Paranoid schizophrenics usually get late diagnosis because they usually look normal to other

people. It is only after the individual experiences a huge stressful event that their paranoia can be

seen by their family members or friends, thus enabling the family to look for medical advice.

Disorganized schizophrenia is characterized by confused thoughts (Medical News Today, 2014).

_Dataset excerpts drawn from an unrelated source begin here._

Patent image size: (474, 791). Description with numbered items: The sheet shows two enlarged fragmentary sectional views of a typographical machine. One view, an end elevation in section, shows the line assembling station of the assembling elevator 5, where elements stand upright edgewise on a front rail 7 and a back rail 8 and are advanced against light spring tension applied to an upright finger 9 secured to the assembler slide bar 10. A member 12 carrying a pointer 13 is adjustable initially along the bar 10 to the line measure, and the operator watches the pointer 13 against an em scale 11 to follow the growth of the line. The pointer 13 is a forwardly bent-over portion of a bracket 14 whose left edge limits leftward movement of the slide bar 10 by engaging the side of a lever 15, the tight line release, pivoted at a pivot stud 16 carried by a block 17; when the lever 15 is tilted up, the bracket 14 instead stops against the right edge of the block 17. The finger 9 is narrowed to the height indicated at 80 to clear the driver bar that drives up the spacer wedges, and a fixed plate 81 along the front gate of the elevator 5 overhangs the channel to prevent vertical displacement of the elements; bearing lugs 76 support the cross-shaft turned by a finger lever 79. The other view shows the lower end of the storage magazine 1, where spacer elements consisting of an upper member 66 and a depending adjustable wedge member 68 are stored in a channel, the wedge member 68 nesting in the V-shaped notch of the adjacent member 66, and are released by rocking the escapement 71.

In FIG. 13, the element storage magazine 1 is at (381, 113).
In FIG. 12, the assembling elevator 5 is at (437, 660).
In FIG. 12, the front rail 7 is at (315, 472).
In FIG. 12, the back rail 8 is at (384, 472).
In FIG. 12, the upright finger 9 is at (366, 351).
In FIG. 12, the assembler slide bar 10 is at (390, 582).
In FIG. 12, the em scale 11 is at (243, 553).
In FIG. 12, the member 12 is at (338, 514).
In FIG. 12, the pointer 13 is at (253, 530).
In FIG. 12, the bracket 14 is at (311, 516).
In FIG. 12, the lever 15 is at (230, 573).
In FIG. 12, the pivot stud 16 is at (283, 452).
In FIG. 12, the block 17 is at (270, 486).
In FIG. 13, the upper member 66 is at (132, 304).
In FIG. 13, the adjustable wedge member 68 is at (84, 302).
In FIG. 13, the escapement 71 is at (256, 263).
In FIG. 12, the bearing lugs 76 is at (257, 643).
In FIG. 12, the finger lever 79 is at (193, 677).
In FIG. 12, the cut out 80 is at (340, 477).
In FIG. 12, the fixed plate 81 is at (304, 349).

The patient’s ability to think logically is compromised and the patient can mix topics during a

conversation. Disorganized behavior such as wearing clothing inappropriately is also

characteristics of this sub classification. Catatonic schizophrenia manifests as a catatonic stupor

in which the patient has very little activity and all movement may stop. It can also manifest as

catatonic excitement characterized by hyperactivity and mimicry of other people’s words or

actions (Medical News Today, 2014).

Residual schizophrenia only refers to patients who have previously suffered from schizophrenia

but the symptoms have reduced considerably (Bengston, 2016b). The patient may still have

hallucinations or paranoia, but these symptoms appear infrequently. To fall in this classification,

at least one negative symptom must be apparent and the patient must have had an attack at least

one year ago. Schizoaffective disorder is considered a mixture of schizophrenia and either

depression or bipolar disorder and is generally hard to diagnose because depression or bipolar

disorder has many symptoms. When an individual has mixed schizophrenic symptoms and does

not exhibit a dominant symptom, he may be classified with undifferentiated schizophrenia

(Mental Health Daily, 2016).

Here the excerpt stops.